ほぅ、とエヴァンスは興味深そうな目でハリスを凝視してくる。なんか恐いんですけど。
「お、俺だってそのくらいわかってたさ! けどあれだ! 本当におまえたちがわかってるのかを試すために、あえて知らないふりをだな!」
「今さら言い訳なんて、見苦しいですよ。ダメダメ先輩」
「誰がダメダメ先輩だ! このチビ! 貧乳! 貧乳! 貧乳! ひんにゅ~う! これからもずぅぅぅっとひんにゅ~うぅぅぅぅ!」
ゴツン、とわりと強めにセシリーが拳骨を食らわせる。あぐわっ、とカイトは頭頂部を押さえてかがみこむ。
「そんな残酷な真実を連呼しないの。キヨミがかわいそうでしょ?」
「ぐっっ……はい、すみません」
「ざ、残酷な真実……」
カイトの罵声よりも、セシリーの一言のほうがキヨミの顔色を青ざめさせていた。わかるわぁ。悪意のないなぐさめって逆にダメージ大きいんだよね。しょうがないじゃんあの人暗いんだから、とか言われても困る。いや、べつに好きで暗くなったわけじゃないからね。
「とにかく、わたし達はこれから西街へ向かう。
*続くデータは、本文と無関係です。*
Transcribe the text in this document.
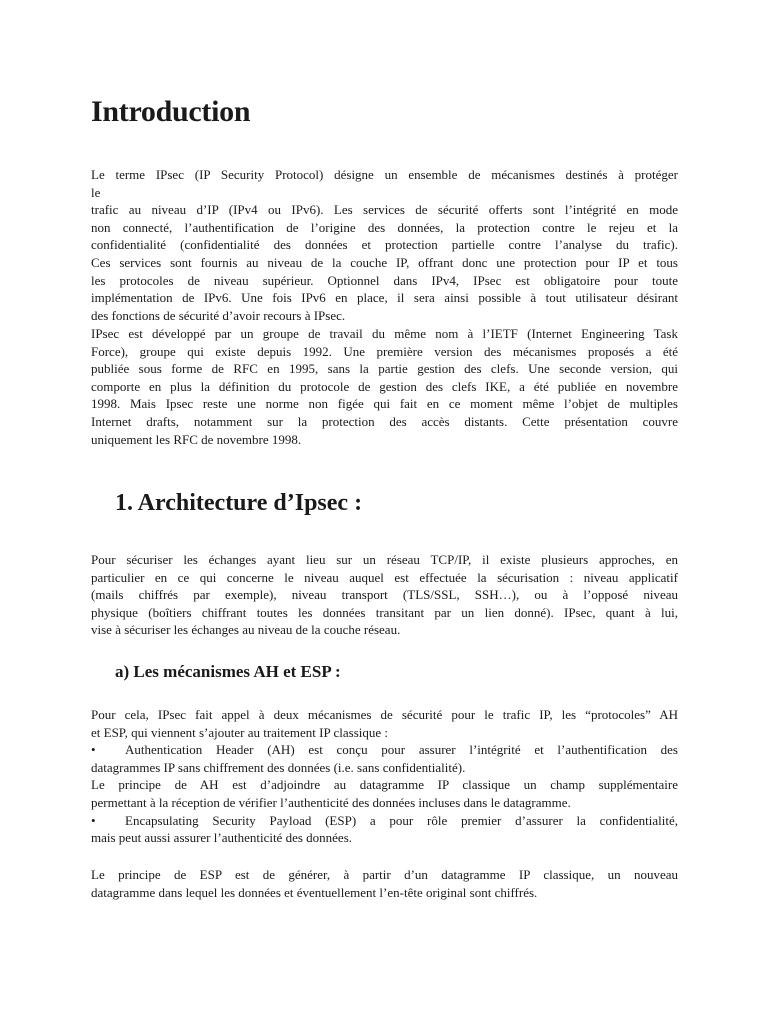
Introduction
Le terme IPsec (IP Security Protocol) désigne un ensemble de mécanismes destinés à protéger
le
trafic au niveau d’IP (IPv4 ou IPv6). Les services de sécurité offerts sont l’intégrité en mode
non connecté, l’authentification de l’origine des données, la protection contre le rejeu et la
confidentialité (confidentialité des données et protection partielle contre l’analyse du trafic).
Ces services sont fournis au niveau de la couche IP, offrant donc une protection pour IP et tous
les protocoles de niveau supérieur. Optionnel dans IPv4, IPsec est obligatoire pour toute
implémentation de IPv6. Une fois IPv6 en place, il sera ainsi possible à tout utilisateur désirant
des fonctions de sécurité d’avoir recours à IPsec.
IPsec est développé par un groupe de travail du même nom à l’IETF (Internet Engineering Task
Force), groupe qui existe depuis 1992. Une première version des mécanismes proposés a été
publiée sous forme de RFC en 1995, sans la partie gestion des clefs. Une seconde version, qui
comporte en plus la définition du protocole de gestion des clefs IKE, a été publiée en novembre
1998. Mais Ipsec reste une norme non figée qui fait en ce moment même l’objet de multiples
Internet drafts, notamment sur la protection des accès distants. Cette présentation couvre
uniquement les RFC de novembre 1998.
1. Architecture d’Ipsec :
Pour sécuriser les échanges ayant lieu sur un réseau TCP/IP, il existe plusieurs approches, en
particulier en ce qui concerne le niveau auquel est effectuée la sécurisation : niveau applicatif
(mails chiffrés par exemple), niveau transport (TLS/SSL, SSH…), ou à l’opposé niveau
physique (boîtiers chiffrant toutes les données transitant par un lien donné). IPsec, quant à lui,
vise à sécuriser les échanges au niveau de la couche réseau.
a) Les mécanismes AH et ESP :
Pour cela, IPsec fait appel à deux mécanismes de sécurité pour le trafic IP, les “protocoles” AH
et ESP, qui viennent s’ajouter au traitement IP classique :
• Authentication Header (AH) est conçu pour assurer l’intégrité et l’authentification des
datagrammes IP sans chiffrement des données (i.e. sans confidentialité).
Le principe de AH est d’adjoindre au datagramme IP classique un champ supplémentaire
permettant à la réception de vérifier l’authenticité des données incluses dans le datagramme.
• Encapsulating Security Payload (ESP) a pour rôle premier d’assurer la confidentialité,
mais peut aussi assurer l’authenticité des données.
Le principe de ESP est de générer, à partir d’un datagramme IP classique, un nouveau
datagramme dans lequel les données et éventuellement l’en-tête original sont chiffrés.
いいわね?」
「俺は異存ない」
エヴァンスが賛成すると、カイトとキヨミも首肯した。
「シルフィアたちはどうするの?」
「えっと、わたしたちは……」
恐る恐るシルフィアはハリスの顔をうかがう。
「……いいんじゃねぇの。それで」
ハリスが同意すると、シルフィアは頬をほころばせた。
「わたしたちもセシリーと一緒に行くよ」
仲間たちを見つめながら、シルフィアは力強くそう言った。